Auf der anderen Seite standen die geheimnisvollen Meister der Insel, die in den Lemurern offensichtlich nichts anderes sahen als Schablonenmaterial für ihre Duplos. Regnal-Orton war einer von ihnen gewesen. Sein Aussehen entsprach jenem der Lemurer oder Tefroder – und er hatte einen Zellaktivator besessen! Regnal-Orton war gestorben, und sein Aktivator hatte sich kurz darauf selbst zerstört. Das Rätsel um die MdI war durch diese Begebenheit nicht kleiner geworden. Im Gegenteil. Man wusste nicht, welchen Schluss man daraus ziehen sollte. Die Organisation der MdI, ihre zahlenmäßige Stärke war, wie so vieles andere auch, nach wie vor unbekannt. Auch die Frage, ob alle MdI Zellaktivatorträger waren, ließ sich nicht eindeutig beantworten, obwohl Vermutungen in diese Richtung angestellt wurden. Ein weiteres Rätsel war auch die Herkunft ihrer Aktivatoren. Regnal-Ortons Gerät hatte sich geringfügig von den bekannten Aktivatoren, die von ES stammten, unterschieden. Ob dies jedoch als Indiz dafür zu werten war, dass ES im Fall der MdI-Aktivatoren nicht seine »Hände« im Spiel hatte, war Gegenstand unzähliger Spekulationen gewesen, die aber alle im Sande verlaufen waren. Das einzige greifbare Ergebnis war, dass die MdI offensichtlich von Lemurern oder Tefrodern abstammten.

Huberts seufzte. Irgendwann, so sagte er sich, werden auch diese Rätsel eine Lösung erfahren. Vorerst galt es jedoch, der CREST Hilfe zukommen zu lassen und Rhodan über die Situation in der Realzeit zu unterrichten.

Huberts war über die Planung nicht in allen Einzelheiten informiert. Er wusste aber, dass die fünfhundert Meter durchmessende HELPA, unter dem Kommando von Oberst Fracer Matenbac, die vor wenigen Minuten am Standort der DERINGHOUSE eingetroffen war, mit dieser Planung unmittelbar im Zusammenhang stand.

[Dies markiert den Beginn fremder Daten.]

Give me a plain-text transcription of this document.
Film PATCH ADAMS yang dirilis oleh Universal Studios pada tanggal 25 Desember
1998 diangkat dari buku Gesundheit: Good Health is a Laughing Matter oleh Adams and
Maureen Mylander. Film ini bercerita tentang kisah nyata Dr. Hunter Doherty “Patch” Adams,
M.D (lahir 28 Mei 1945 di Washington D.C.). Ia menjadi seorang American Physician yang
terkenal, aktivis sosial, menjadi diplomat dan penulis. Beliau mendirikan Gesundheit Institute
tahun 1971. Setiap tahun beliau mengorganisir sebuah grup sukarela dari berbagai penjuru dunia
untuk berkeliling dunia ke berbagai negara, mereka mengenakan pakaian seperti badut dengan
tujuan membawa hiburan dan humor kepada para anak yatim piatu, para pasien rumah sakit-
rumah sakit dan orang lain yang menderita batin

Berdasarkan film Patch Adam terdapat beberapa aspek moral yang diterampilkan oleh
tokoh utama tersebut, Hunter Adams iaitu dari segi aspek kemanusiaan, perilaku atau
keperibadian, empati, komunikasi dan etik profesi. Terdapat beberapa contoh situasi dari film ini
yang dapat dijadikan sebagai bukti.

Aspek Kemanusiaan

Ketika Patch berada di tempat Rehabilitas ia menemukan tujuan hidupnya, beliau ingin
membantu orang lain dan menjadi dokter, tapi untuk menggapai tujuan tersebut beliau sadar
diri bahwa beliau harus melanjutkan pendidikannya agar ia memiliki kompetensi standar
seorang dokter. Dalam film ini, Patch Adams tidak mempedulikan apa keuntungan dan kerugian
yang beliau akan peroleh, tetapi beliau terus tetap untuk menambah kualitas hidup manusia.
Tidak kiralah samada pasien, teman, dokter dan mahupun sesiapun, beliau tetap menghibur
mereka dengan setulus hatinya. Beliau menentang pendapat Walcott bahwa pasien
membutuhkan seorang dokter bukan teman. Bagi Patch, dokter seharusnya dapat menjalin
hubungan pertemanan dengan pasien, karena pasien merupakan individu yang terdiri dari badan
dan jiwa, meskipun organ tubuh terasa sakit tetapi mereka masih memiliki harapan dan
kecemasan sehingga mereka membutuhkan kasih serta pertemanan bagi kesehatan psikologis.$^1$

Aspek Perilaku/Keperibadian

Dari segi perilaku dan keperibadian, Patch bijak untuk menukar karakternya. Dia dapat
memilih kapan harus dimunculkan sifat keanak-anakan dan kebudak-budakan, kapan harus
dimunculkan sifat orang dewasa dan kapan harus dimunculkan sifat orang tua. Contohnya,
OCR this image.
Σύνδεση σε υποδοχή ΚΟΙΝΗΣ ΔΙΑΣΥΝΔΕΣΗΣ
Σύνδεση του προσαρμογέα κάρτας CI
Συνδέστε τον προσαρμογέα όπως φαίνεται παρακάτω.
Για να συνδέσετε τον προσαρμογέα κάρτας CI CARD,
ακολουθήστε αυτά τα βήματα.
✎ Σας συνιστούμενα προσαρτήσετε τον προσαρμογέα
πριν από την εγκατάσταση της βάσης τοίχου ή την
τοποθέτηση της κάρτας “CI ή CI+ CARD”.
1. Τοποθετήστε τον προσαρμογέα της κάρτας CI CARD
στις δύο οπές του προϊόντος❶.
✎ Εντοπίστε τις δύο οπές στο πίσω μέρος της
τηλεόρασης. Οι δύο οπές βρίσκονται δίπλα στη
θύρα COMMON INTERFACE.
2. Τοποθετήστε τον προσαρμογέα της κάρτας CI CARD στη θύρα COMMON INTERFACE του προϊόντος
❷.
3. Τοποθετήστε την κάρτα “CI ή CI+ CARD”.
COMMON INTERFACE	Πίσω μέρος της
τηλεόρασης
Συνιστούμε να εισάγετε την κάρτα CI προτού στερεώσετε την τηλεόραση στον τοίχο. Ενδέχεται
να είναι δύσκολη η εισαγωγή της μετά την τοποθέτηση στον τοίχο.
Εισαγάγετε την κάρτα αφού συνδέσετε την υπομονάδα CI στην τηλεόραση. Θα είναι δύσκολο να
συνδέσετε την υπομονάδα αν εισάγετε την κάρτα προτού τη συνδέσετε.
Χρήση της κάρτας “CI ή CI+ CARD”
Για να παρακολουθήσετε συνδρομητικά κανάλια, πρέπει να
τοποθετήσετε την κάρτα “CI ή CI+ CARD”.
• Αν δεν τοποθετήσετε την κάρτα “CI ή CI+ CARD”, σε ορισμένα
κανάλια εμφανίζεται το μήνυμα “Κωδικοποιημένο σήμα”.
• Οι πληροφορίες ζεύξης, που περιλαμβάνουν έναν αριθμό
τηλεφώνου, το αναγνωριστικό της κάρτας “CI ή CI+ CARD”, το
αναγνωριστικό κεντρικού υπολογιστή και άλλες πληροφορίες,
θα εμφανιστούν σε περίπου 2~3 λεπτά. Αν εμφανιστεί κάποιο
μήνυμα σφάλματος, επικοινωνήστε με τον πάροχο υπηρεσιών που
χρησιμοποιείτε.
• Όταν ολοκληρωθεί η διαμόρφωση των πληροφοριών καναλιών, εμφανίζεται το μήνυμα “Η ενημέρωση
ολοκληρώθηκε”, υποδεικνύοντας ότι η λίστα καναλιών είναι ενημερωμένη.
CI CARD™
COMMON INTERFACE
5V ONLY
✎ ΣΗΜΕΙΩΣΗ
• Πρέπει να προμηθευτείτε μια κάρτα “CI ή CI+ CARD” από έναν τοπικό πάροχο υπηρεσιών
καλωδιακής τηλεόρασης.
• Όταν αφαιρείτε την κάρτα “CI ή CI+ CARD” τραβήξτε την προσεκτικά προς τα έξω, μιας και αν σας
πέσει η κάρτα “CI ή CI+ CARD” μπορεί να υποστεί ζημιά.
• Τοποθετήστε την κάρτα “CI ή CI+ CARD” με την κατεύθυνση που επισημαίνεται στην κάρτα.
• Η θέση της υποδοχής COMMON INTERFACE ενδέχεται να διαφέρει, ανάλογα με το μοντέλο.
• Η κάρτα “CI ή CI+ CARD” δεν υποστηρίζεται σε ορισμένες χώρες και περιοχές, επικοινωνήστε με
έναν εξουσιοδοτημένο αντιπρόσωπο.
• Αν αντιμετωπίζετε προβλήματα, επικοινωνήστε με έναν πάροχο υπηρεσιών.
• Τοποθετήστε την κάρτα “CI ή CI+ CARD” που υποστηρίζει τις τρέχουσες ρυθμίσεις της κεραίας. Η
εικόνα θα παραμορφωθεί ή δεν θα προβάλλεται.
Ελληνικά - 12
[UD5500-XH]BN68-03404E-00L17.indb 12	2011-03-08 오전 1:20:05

Der schrille Summton des Interkoms riss Huberts aus den Gedanken. Er zuckte zusammen, fasste sich aber schnell und aktivierte die Verbindung. Auf dem Bildschirm erschien Oberst Masser und teilte ihm mit, dass er in die Offiziersmesse kommen sollte, um bei der entscheidenden Einsatzbesprechung anwesend zu sein.

»Bin schon unterwegs, Sir.«

Er wollte schon ausschalten, da sagte Masser noch:

»Kommen Sie nicht wieder mit geöffnetem Hemdkragen, Huberts.«

»Wird geschlossen sein, Sir.«

Er schaltete endgültig ab und überprüfte den Sitz der Uniform. Es stimmte alles. Selbst die schwarzen Stiefel waren blank geputzt und das Energiemagazin des Handstrahlers im Gürtel frisch nachgefüllt.

Er verließ seine Kabine und machte sich auf den Weg zur Offiziersmesse. Reginald Bull würde dort noch einmal die letzten Einzelheiten des Plans erläutern und die Meinung aller Beteiligten dazu hören wollen.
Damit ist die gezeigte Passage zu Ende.